I am currently trying to get into principal component analysis and regression. I therefore tried caclulating the principal components of a given matrix by hand and compare it with the results you get out of the r-package rcomp.
The following is the code for doing pca by hand
### compute principal component loadings and scores by hand
df <- matrix(nrow = 5, ncol = 3, c(90,90,60,60,30,
60,90,60,60,30,
90,30,60,90,60))
# calculate covariance matrix to see variance and covariance of
cov.mat <- cov.wt(df)
cen <- cov.mat$center
n.obs <- cov.mat$n.obs
cv <- cov.mat$cov * (1-1/n.obs)
## calcualate the eigenvector and values
edc <- eigen(cv, symmetric = TRUE)
ev <- edc$values
evec <- edc$vectors
cn <- paste0("Comp.", 1L:ncol(cv))
cen <- cov.mat$center
### get loadings (or principal component weights) out of the eigenvectors and compute scores
loadings <- structure(edc$vectors, class = "loadings")
df.scaled <- scale(df, center = cen, scale = FALSE)
scr <- df.scaled %*% evec
I compared my results to the ones obtained by using the princomp-package
pca.mod <- princomp(df)
loadings.mod <- pca.mod$loadings
scr.mod <- pca.mod$scores
scr
scr.mod
> scr
[,1] [,2] [,3]
[1,] -6.935190 32.310906 7.7400588
[2,] -48.968014 -19.339313 -0.3529382
[3,] 1.733797 -8.077726 -1.9350147
[4,] 13.339605 18.519500 -9.5437444
[5,] 40.829802 -23.413367 4.0916385
> scr.mod
Comp.1 Comp.2 Comp.3
[1,] 6.935190 32.310906 7.7400588
[2,] 48.968014 -19.339313 -0.3529382
[3,] -1.733797 -8.077726 -1.9350147
[4,] -13.339605 18.519500 -9.5437444
[5,] -40.829802 -23.413367 4.0916385
So apparently, I did quite good. The computed scores equal at least scale-wise. However: The scores for the first pricipal components differ in the sign. This is not the case for the other two.

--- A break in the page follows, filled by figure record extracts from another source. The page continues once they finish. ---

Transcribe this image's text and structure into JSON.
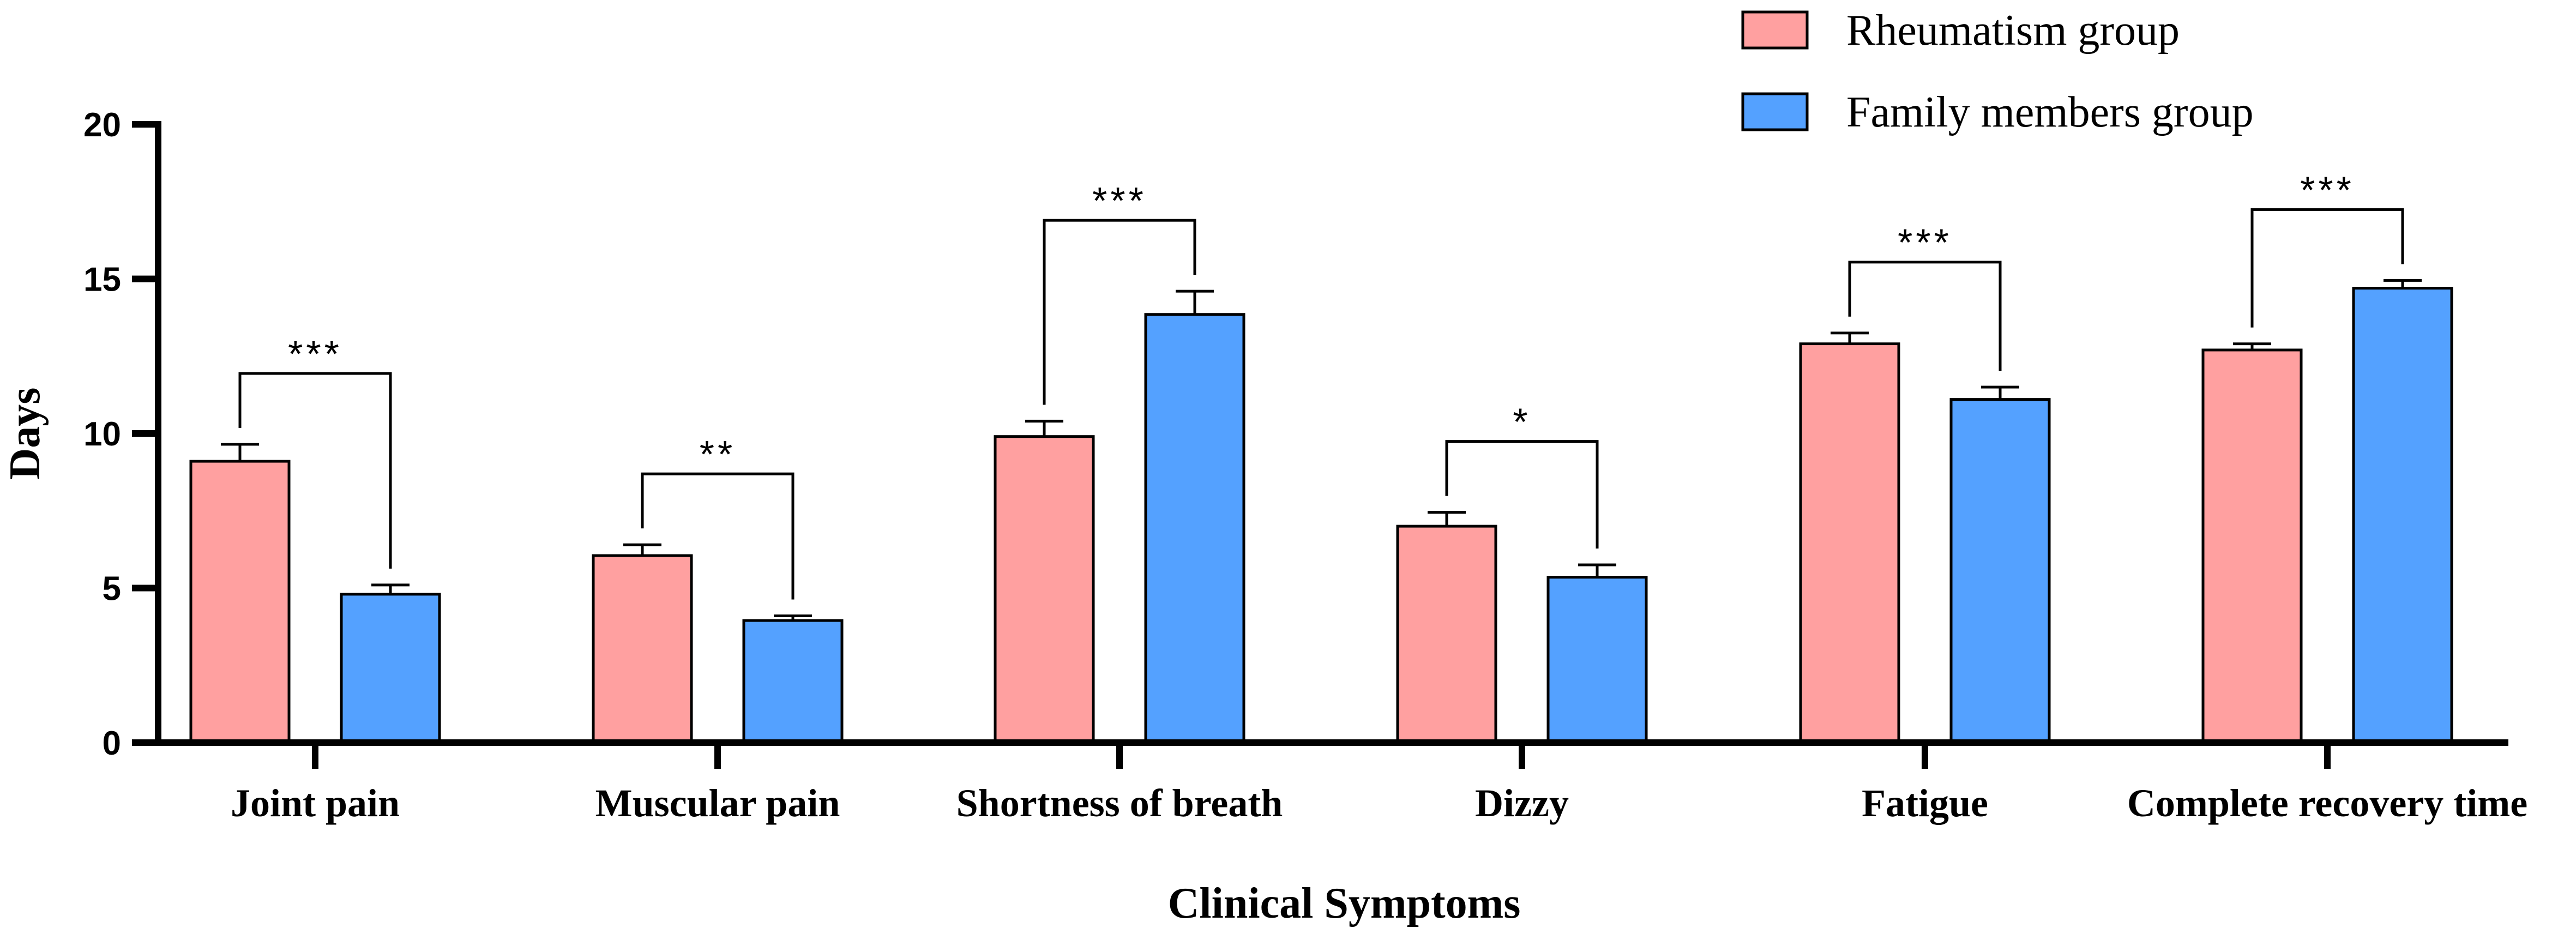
{
  "chart_data": {
    "type": "bar",
    "title": "",
    "xlabel": "Clinical Symptoms",
    "ylabel": "Days",
    "ylim": [
      0,
      20
    ],
    "yticks": [
      "0",
      "5",
      "10",
      "15",
      "20"
    ],
    "categories": [
      "Joint pain",
      "Muscular pain",
      "Shortness of breath",
      "Dizzy",
      "Fatigue",
      "Complete recovery time"
    ],
    "series": [
      {
        "name": "Rheumatism group",
        "color": "#FFA0A0",
        "values": [
          9.1,
          6.05,
          9.9,
          7.0,
          12.9,
          12.7
        ],
        "errors": [
          0.55,
          0.35,
          0.5,
          0.45,
          0.35,
          0.2
        ]
      },
      {
        "name": "Family members group",
        "color": "#54A1FF",
        "values": [
          4.8,
          3.95,
          13.85,
          5.35,
          11.1,
          14.7
        ],
        "errors": [
          0.3,
          0.15,
          0.75,
          0.4,
          0.4,
          0.25
        ]
      }
    ],
    "significance": [
      "***",
      "**",
      "***",
      "*",
      "***",
      "***"
    ],
    "legend_position": "top-right",
    "grid": false
  }
}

This leads to two questions:
When checking this with the mtcars data set, the signs for my first PC were right, however now the second and fourth PC scores are of different signs, compared to the package. I can not make any sense of this. Any help is appreciated!
The signs of eigenvectors and loadings are arbitrary, so there is nothing "wrong" here. The only thing that you should expect to be preserved is the overall pattern of signs within each loadings vector, i.e. in the example above the princomp
answer for PC1 gives +,+,-,-,-
while yours gives -,-,+,+,+
. That's fine. If yours gave e.g. -,+,-,-,+
that would be trouble (because the two would no longer be equivalent up to multiplication by -1).
However, while it's generally true that the signs are arbitrary and hence could vary across algorithms, compilers, operating systems, etc., there's an easy solution in this particular case. princomp
has a fix_sign
argument:
fix_sign:
Should the signs of the loadings and scores be chosen so that the first element of each loading is non-negative?
Try princomp(df,fix_sign=FALSE)$scores
and you'll see that the signs (probably!) line up with your results. (In general the fix_sign=TRUE
option is useful because it breaks the symmetry in a specific way and thus will always result in the same answers across all platforms.)